Населенные пункты

Районы

Волости

Териоки

Вл. Пяст. Териокский театр

Вл. Пяст. Встречи. Глава XV. Териокский театр

Источник: Пяст Вл. Встречи. - М.: Новое литературное обозрение, 1997.

Дня через три, 1 мая старого стиля, Август Стриндберг скончался. Как известно, он был похоронен в простом гробу; по его просьбе, — без всякой пышности, без всяких речей. Тем не менее он не мог запретить многотысячным толпам народа провожать его прах к вечному покою...

И следующее лето [1912 года - прим. I.S.L.] было для Блока и меня летом «о Стриндберге». Так все совпало: желание Л.Д. Блок играть; материальные возможности (почти одновременное получение наследства обоими супругами); любовь к Териокам у многих естественных участников «импровизировавшейся» труппы... А Финляндия — почти «филиал» Швеции: в этом мы вскоре лично и убедились.

Вилла Лепони

Энтузиастически взялся за дело хозяйственной организации Териокской труппы Б.К. Пронин; Вс.Э. Мейерхольд с удовольствием согласился руководить спектаклями и жить летом в Териоках; Н.И. Кульбин вызвался быть главным декоратором (в чем отлично успел); Н.Н. Сапунов и другие художники обещали помогать — и обещание отчасти исполнили. Помощником Пронина был покойный теперь П. Луцевич, в этом деле оказавшийся очень на месте... Помощником Мейерхольда — К.К. Кузьмин-Караваев, дальний кузен известного «синдика» Цеха, - тогда студент, кажется юрист, а теперь известный режиссер — Тверской. Труппа составилась из А.А. Мгеброва, его невесты, Виктории Чекан, подруги Л.Д. Блок — В.П. Веригиной-Бычковой, самой Л.Д. Блок; далее, конечно, с восторгом ухватившегося за возможность играть и летом В.П. Лачинова; затем — Е.П. Кульбиной, жены Н.И., и еще некоторых немногих. Почти все они (кроме Кульбиных, живших по соседству в Куоккале) переехали на лето в снятую за порядочную сумму, чуть ли не за 1000 рублей, да зато и просторную же, с чудесным по тем местам садом-парком — дачу, — недавно благоустроенную по-буржуазному, а с переездом туда актеров — пусть хоть сейчас и «любителей», — превращенную в какой полагается богеме «караван-сарай». Как я писал в своих «Воспоминаниях», — незримым шкипером, управляющим ходом Териокского корабля, был А. А. Блок.
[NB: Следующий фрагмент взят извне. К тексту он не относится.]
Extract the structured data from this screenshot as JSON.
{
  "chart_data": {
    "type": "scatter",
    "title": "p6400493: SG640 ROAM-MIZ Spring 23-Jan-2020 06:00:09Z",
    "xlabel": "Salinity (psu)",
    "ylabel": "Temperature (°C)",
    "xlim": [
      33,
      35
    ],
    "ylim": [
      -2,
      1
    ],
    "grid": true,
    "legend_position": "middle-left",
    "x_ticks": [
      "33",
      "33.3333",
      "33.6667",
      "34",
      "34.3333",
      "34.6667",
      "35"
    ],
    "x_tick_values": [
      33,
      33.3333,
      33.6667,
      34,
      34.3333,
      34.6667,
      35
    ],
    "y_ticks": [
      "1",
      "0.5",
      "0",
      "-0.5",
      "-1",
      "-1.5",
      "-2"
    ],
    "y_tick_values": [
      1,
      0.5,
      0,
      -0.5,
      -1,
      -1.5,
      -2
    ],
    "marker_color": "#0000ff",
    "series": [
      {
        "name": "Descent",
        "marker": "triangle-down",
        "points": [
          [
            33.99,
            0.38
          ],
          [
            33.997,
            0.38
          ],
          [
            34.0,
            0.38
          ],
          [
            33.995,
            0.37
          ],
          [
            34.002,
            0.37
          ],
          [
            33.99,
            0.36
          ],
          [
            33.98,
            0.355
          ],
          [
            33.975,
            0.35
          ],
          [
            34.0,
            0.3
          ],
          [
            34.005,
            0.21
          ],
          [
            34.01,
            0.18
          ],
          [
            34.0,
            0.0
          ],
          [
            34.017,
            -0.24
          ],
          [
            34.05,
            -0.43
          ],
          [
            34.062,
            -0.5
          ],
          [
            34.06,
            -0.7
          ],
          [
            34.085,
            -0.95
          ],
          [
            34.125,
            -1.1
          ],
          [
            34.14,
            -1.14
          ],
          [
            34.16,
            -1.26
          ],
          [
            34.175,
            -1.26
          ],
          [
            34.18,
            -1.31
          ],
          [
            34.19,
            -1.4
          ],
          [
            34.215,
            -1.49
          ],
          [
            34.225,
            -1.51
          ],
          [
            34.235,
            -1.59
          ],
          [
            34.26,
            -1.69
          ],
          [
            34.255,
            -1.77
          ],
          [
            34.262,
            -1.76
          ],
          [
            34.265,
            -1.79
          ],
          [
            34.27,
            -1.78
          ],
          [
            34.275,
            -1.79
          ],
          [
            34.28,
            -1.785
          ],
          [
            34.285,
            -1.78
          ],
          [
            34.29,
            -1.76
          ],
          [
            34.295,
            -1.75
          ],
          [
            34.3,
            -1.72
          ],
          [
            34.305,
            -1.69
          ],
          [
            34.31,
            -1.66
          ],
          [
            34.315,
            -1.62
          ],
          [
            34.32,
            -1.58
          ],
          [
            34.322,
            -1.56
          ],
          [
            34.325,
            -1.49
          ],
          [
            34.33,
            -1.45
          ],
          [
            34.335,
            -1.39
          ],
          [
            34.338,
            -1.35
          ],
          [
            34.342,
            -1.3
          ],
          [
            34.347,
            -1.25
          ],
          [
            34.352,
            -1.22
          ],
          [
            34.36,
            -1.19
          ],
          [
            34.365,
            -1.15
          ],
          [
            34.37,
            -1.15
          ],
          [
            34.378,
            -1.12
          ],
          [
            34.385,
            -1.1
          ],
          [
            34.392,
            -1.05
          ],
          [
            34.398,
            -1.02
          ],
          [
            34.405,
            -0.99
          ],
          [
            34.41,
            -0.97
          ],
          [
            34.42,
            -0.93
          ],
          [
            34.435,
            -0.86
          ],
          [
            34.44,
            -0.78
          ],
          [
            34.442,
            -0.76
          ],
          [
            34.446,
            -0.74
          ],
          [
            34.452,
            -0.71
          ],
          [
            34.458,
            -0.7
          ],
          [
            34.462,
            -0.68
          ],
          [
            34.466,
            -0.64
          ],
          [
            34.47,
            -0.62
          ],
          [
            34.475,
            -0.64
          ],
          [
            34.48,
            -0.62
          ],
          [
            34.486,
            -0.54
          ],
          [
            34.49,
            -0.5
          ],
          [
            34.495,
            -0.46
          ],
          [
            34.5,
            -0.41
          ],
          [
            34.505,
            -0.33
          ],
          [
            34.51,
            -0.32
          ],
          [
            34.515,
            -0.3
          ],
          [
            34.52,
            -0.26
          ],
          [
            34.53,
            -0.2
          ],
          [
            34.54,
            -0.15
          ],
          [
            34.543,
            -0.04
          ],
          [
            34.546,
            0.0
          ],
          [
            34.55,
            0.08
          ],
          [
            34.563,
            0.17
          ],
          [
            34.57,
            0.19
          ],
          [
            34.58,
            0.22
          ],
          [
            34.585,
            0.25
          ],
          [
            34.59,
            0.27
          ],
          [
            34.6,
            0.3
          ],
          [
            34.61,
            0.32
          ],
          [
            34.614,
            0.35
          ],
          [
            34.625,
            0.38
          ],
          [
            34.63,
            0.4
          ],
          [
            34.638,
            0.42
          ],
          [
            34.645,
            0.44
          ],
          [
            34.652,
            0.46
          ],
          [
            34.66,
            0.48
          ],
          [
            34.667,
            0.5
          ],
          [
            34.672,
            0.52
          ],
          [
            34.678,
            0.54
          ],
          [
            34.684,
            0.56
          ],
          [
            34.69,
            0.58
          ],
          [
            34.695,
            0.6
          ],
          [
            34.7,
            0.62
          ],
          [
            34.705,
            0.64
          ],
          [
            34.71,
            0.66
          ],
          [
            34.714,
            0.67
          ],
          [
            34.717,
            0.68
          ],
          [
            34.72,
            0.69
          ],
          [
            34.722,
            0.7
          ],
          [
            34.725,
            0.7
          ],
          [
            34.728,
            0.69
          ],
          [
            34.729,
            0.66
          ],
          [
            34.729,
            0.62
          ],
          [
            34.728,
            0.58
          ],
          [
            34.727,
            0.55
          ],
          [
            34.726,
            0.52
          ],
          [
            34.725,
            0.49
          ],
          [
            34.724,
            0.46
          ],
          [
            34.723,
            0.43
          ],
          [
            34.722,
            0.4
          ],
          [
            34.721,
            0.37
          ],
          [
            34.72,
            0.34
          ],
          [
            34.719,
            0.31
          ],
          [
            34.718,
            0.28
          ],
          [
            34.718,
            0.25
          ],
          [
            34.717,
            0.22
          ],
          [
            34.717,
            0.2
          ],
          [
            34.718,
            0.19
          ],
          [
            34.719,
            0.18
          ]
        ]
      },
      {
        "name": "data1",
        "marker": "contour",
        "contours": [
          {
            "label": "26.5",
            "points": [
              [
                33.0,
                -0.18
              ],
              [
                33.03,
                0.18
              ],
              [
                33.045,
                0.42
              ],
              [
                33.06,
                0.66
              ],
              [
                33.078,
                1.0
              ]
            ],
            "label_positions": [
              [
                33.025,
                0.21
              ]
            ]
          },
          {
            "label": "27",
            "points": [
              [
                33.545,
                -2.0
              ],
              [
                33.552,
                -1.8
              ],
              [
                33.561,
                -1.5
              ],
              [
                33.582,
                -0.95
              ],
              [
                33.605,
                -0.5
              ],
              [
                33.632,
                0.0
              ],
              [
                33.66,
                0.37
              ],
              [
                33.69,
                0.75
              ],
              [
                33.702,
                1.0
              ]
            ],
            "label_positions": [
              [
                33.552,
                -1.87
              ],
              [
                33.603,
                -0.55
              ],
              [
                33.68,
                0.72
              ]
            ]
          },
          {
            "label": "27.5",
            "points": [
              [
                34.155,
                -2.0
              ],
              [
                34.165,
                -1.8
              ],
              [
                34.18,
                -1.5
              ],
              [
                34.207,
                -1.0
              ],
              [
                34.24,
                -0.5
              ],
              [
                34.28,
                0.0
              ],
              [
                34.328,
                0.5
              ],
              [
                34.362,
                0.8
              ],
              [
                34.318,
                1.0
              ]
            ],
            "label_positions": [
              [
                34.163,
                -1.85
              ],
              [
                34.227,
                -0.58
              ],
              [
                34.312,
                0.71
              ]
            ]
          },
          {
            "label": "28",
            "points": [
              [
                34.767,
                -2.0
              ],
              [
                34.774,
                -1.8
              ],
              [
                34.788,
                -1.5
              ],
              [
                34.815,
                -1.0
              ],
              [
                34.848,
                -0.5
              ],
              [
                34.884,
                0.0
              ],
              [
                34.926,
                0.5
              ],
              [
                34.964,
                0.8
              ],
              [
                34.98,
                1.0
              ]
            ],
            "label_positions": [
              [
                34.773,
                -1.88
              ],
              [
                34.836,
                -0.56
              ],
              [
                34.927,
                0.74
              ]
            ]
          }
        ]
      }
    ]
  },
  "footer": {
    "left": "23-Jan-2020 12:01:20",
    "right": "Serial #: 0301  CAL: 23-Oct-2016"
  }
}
Но он на этой даче не жил и даже, кажется, ни разу не ночевал. Я иногда, наезжая, оставался ночевать в одной из просторных пустых комнат с сеном на полу.

Что Александр Блок походил на шкипера финляндского пароходства, особенно когда изредка держал во рту трубку, — это отлично подметил Петр Сторицын (см. о последнем в «Занимательном Путешествии» Виктора Шкловского или в его же «Am Zoo»), описавший вскоре после смерти Блока единственную свою встречу с ним в «Жизни Искусства». Столько было в Блоке обветренного, мускулистого, северного человека, любящего подставлять свою грудь морским ветрам. Столько чувства моря в его написанной на Маркизовой Луже, первой «Вольной мысли»!..

Но Блок был совершенно чужд малейшей богемности. Он ночевал в гостинице «Казино», когда наезжал в Териоки. Театральный сарай того же «Казино», с которым мы встречались уже несколько лет до того на первом «вечере поэтов», был местом и спектаклей Териокской труппы.

Я, кажется, видел из них (кроме Стриндберговского спектакля, о котором потом) лишь... хоть убейте, не помню что... А шли там и «Поклонение Кресту» - с Мгебровым, а не женщиной, как на «башне», в роли Эусебио; какая-то комедия Уайльда, — сдается, в Лачиновском переводе, а не в том, за который получают деньги удачно устроившиеся в разных «Драмсоюзах» драмоделы; шли там и два-три балета-пантомимы, прерывавшиеся, по мысли Владимира Соловьева, внезапными восклицаниями артистов... Я разумею В.Н. Соловьева, «Вольмара Люсциниуса», а не его знаменитого однофамильца — философа В.С., который, впрочем, тоже не чужд был вражеского (для недавних соратников Мейерхольда) Гофмановского духа, — и именно он, сказавший, по слову Бальмонта: «Недалека воздушная дорога», а не В.Н., перевел Гофмановский «Золотой Горшок», — а может, и «Принцессу Брамбиллу»...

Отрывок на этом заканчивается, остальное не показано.